Wiem, że wielu kibiców zbulwersowało moje zachowanie w parkingu. Niestety, cała sytuacja związana z postawą trenera sprawiły, że nie wytrzymałem nerwowo. Każdy z Państwa ma takie momenty w swoim życiu, kiedy najpierw działa, a dopiero później zastanawia się nad tym, co się wydarzyło. Rzeczywiście moja reakcja była zbyt impulsywna i padło wiele słów, które nie powinny ujrzeć światła dziennego. Żal, smutek i rozczarowanie doprowadziły jednak do tego wszystkiego, co w sposób bezczelny wykorzystał jeden z lokalnych portali, rejestrując całe zdarzenie ukrytą kamerą. To nie była pierwsza taka sytuacja, w której osoba uznająca się za dziennikarza dopuszcza się zachowań nie będących właściwymi w pracy dziennikarskiej. Człowiek, który bez żadnych skrupułów relacjonuje tragedie ludzkie, wypadki i inne nieszczęścia, po raz kolejny, chcąc zaspokoić siebie samego i zyskać rozgłos, wyemitował wspomniany materiał, doprowadzając do sytuacji, w której przyszłość ostrowskiego żużla stanęła pod wielkim znakiem zapytania.

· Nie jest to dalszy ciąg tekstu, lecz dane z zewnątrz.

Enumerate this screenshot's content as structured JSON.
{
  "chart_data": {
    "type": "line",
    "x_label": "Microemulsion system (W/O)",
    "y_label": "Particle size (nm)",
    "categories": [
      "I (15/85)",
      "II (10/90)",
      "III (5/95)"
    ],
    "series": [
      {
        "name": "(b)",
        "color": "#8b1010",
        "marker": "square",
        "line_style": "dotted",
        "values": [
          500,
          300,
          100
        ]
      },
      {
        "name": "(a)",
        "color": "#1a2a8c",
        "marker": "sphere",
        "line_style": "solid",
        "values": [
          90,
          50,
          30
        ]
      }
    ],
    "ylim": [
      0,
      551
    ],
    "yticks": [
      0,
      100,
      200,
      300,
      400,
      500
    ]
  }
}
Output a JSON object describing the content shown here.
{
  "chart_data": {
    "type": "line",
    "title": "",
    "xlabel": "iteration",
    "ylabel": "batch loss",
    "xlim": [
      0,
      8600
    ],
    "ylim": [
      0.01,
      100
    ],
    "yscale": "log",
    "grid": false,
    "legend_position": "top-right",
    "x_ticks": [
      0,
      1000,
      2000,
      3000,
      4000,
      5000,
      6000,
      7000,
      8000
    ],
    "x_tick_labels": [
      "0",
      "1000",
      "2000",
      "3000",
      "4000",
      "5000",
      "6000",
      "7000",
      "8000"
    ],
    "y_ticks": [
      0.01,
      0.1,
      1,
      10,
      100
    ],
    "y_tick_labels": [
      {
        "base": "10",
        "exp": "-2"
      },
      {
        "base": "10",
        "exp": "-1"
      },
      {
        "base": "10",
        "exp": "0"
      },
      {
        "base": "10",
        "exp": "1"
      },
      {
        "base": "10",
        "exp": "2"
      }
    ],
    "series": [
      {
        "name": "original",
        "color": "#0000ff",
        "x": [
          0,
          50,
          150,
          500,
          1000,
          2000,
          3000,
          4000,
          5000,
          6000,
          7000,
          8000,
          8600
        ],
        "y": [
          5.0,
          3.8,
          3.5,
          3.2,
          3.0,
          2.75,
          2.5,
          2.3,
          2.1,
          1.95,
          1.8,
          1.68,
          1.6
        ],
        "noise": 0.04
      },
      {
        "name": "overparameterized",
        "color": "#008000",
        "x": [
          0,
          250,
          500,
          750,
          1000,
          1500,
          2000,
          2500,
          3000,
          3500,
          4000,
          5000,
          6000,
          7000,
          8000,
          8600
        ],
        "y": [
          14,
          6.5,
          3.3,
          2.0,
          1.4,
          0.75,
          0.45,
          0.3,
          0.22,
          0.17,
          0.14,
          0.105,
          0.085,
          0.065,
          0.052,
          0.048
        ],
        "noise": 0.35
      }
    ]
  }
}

Chcąc, jak najlepiej dla ostrowskiego żużla, otrzymałem w ciągu ostatnich dwóch dni całą masę telefonów i smsów, które mnie obrażały. Wiem, że w internecie nie brakuje niewybrednych komentarzy pod moim adresem.

Chcę, żeby kibice mieli świadomość, iż niedzielny mecz na trybunie głównej oglądali przedstawiciele dużej firmy, którzy byli gotowi po wywalczonym awansie, jeszcze tego samego dnia, w obecności kompletu publiczności, podpisać umowę sponsorską. Firma ta miała zostać głównym sponsorem, zapewniając dużą część budowanego już przez nas budżetu na kolejny sezon. Niestety, dziś to wszystko jest już nieaktualne.

Z ogromnym bólem serca żegnam się z ostrowskim żużlem. Chcę podziękować wszystkim osobom na czele ze wspaniałą Panią prezydent Beatą Klimek za pomoc i wsparcie w działalności naszego klubu. Podziękowania kieruję też w stronę wszystkich sponsorów, którzy nie szczędzili swoich ciężko zarobionych pieniędzy i przez cały ten okres przekazywali środki finansowe na klub, pozwalając na stały rozwój, tworzenie świetnych widowisk i walkę o najwyższe cele.

Na końcu chcę podziękować kibicom, dla których praca w roli prezesa i działacza, była dla mnie wielką przyjemnością. Widząc wypełniony po brzegi stadion w trakcie zawodów SEC i podczas niedzielnego meczu oraz podczas wielu innych imprez, czułem i wiedziałem, że ta praca ma sens. Wsparcie Was - kibiców - było dla mnie motorem napędowym do pracy.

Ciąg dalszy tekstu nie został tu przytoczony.